This article comes in the light of taxi operators literally “browbeating and bullying” tourists in Goa during the Christmas-New Year season and the subsequent highlight of the same by Herald on January 3, 2017.
Meanwhile, the Goa Traffic cell Margao Traffic Cell took cognizance of our report only on January 20, 2017, days after the season ended and asked us verbally to give details of the tourists we mentioned that were harassed with their passport numbers.
Taking a leaf of this delay and how serious really is the Traffic Cell and Police Department in Goa to crackdown on the taxi problem is the BIG Q. When we decide to search across social media platforms to check what tourists are saying about Goa’s taxi menace, here is what we stumbled upon:
Yummraj from Bangalore points out that on his trip to Goa a few weeks back, how he was harassed to pay Rs 3,000 for his taxi ride from Dabolim to Arpora and the driver refused to give him a bill and even refused to stop for coffee on the way and told him that he may have coffee only at the coffee shop he would stops! Yummraj asserts that he now understands how tourists are “fleeced” by taxi operators.

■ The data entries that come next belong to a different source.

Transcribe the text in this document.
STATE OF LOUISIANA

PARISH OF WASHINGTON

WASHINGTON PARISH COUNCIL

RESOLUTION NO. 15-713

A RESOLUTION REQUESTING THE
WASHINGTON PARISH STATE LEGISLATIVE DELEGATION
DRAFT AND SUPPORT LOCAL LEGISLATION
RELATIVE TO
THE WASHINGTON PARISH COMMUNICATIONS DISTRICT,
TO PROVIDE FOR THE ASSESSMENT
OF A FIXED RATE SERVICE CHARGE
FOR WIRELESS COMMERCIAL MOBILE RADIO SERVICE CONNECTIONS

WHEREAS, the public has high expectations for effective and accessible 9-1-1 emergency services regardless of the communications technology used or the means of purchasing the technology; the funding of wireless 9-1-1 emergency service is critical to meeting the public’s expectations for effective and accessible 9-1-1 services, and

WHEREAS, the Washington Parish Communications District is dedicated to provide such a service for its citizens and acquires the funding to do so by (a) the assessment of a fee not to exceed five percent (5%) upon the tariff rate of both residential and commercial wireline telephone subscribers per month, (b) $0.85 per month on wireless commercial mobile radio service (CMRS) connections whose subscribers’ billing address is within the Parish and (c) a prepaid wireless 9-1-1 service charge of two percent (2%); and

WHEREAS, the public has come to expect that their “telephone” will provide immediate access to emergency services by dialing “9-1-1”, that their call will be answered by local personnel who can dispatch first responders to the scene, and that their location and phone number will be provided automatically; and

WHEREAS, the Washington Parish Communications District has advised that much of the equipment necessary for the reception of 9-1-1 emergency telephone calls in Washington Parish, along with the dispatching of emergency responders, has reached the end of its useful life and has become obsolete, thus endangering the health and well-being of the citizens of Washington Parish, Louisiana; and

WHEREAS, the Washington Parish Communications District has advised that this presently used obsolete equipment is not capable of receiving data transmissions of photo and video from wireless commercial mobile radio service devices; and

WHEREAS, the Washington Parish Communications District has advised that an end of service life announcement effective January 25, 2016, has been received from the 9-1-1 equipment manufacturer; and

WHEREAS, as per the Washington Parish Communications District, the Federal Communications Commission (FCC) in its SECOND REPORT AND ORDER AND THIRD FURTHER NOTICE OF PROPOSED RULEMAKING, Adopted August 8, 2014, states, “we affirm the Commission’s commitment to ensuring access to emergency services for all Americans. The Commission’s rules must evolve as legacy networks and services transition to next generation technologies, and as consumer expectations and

While another budget traveller from Ranchi explains how he was made to paid exorbitantly from Santa Cruz to Margao.
Similarly, a supermarket owner in Orlim, afraid to have his name published because he has to face the brunt of the Ramada Hotel taxi association, explains how the taxi driver continuously brings in clients to this shop and the cabbies insists on putting the goods in a plastic bag when billed and accordingly threaten the supermarket owner for a cut on the bill in the name of bringing the customer to his shop and also based on the spending’s of the customer, the taxi operator decides to bill his client for the taxing charges.
Puneet Sharma from Delhi tweets that he hates every business meeting he has in Goa despite managing many massive events and expensive destination weddings in Goa. He tweets, “In Goa, my Ola and Uber and all other taxi apps go for a toss. My wallet drains out of cash on cabs and that’s a real downer.”
While tourists from Chicago and Boston travel on cruise ship and look at catching Goa’s sun and sands while they dock in Goa, they also vent out their anger on a Facebook group namely, Goa taxi experiences wherein they write how the taxi operators do not allow them to walk out of the port and are forced to hop onto taxis at Vasco that charge them even Rs 4000 a day just to take them to Old Goa, Panjim and Calangute or Dona Paula and back to Vasco.
Arul Georga said, “My brother lives and works in a starred hotel in Goa and came to meet me at another hotel where I was to attend a conference. They told my brother we don’t care if you have a car, but we will take your brother from the hotel we’re stationed at and bring him to your home at a fare of Rs 2,300 and from there, you can take him sight-seeing,” tweeted an angry Arul who’s baffled by the taxi operators’ whims and fancies.
Recent incidents of a Fifa Official who came to Goa to overlook the U-17 World Cup arrangements being hassled was highlighted and showed Goa in complete bad taste.
“Ridefrog, a Israeli social media app and VK, the Russina social media app has numerous advisory’s for their tourists to stay away from Goan cabbies because they extort and are violent and tourists are advised to rent a bike or in worst case scenario use the bus,” asserts Germano D’Souza who works for a chartered flight operating company at Dabolim.
While @WatchDrego on Instagram put pictures of the cost of travelling on a Kadamba shuttle and how he commuted Margao-Panjim for Rs 40 while his return journey on a taxi with a friend cost him Rs 1400 and the taxi driver questioned him how much he pays his hotel and how much was his international flight fare from London and hence why is he cribbing about spending so much on a cab in Goa?